Re: Joyce Carol Oates - Varis

Yazar, ölüm ve ışıkla öyle bir gerilim kuruyor ki, defalarca okumama karşın; sanki öykü gizlediği bir şeyleri bulmamı istiyor benden.


Re: Joyce Carol Oates - Varis

Konuşanların ölü olduğunu sandım ilk okuyuşumda. daha bir dikkatli okuyunca oda, pencere sözcüklerinin temel anlamlar taşıdığını anlayabildim Smile Gece okumasına mı vermeli Smile


Re: Joyce Carol Oates - Varis

""
Konuşmak için ağzımı açtığımda pencereden gelen ışığı engellediğimi söyleyerek beni hemen susturdu.

Oates'in belki de en sevdiğim yanı, edebîliği kurarken jesterden fazlasıyla destek alması. Sanki tragedya kurar gibi kuruyor bir sahneyi. Ağzın açılmasıyla pencere açıklığından gelen güneşten söz edilmesi aynı anda gerçekleşiyor.

Sandalyeyle yatak arasındaki karşıtlık, yaşamın dikeyde iken ölümün yatayda olmasına karşılık geliyor.

""
Gözlerimin parlak, katı cam bilyeler gibi boş olduğunu, bütün düşüncelerimi sergilediklerini, dahası her bir düşüncemin bir öncekinden daha tiksindirici olduğunu söyledi.
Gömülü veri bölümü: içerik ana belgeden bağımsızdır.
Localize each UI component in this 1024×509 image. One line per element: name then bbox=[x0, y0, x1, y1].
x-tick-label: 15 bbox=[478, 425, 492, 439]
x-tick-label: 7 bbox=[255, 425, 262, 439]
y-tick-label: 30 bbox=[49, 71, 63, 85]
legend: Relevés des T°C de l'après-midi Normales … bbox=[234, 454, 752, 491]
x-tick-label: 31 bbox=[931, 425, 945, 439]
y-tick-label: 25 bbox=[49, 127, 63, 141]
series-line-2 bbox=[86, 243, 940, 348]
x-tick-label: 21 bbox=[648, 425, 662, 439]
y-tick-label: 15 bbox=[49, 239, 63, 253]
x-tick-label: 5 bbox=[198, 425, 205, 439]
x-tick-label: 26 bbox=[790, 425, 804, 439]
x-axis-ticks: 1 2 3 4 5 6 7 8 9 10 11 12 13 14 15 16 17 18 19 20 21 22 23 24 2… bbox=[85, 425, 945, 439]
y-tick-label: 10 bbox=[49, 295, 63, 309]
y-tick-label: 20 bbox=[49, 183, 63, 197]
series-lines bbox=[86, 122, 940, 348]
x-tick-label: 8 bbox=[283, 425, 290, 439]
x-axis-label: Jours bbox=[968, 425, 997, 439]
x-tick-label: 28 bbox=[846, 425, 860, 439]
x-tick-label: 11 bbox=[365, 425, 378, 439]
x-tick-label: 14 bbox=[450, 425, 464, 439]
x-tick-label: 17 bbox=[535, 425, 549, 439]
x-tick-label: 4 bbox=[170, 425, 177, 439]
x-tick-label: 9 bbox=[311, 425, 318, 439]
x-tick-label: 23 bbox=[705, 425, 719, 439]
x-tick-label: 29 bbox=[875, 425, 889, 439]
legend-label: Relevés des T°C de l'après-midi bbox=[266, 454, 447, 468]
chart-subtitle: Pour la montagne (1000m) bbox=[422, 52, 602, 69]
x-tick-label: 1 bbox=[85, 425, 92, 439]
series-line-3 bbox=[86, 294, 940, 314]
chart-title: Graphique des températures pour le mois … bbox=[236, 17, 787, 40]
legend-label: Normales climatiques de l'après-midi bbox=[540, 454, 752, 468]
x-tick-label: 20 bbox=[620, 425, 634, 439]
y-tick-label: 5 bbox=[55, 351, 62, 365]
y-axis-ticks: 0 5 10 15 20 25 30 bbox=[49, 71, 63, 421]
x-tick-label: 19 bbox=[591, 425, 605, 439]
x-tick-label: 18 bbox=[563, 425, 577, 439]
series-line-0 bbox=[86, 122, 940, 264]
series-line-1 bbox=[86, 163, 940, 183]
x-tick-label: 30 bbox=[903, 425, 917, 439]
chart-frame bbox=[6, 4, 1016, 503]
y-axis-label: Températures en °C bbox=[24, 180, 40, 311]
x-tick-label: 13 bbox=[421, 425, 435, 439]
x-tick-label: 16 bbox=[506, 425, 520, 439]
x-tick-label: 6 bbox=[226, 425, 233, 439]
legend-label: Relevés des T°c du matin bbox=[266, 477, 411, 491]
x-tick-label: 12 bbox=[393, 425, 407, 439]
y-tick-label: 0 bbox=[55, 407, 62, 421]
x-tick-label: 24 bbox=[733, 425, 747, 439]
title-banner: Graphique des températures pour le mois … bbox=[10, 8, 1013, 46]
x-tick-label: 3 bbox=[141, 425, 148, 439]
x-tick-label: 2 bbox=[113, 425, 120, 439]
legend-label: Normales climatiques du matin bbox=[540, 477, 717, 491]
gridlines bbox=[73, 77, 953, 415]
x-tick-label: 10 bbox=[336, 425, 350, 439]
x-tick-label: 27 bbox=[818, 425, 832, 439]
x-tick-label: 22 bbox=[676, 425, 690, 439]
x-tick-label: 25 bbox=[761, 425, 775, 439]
Düşüncelerimi okuyabildiğini bilmiyor muydum?

Bir yandan anlatıcının bütün hareketleri ölüm döşeğinde olanın gözünden hayvansı özellikler (domuz, vantuz, deniz anası) atfedilerek tanımlanırken, bir yandan sanki iki kişilik bir diyaloğu izlememizi ustaca sağlıyor yazar.

""
Nereye gidiyorsun? Benden korkuyor musun? Beni sevmiyor musun? Beni burada bırakıp gidecek misin? Ben de pencerenin yanındaki sandalyeye yeniden oturdum, güneş batana kadar ışığı engellemeye devam ettim.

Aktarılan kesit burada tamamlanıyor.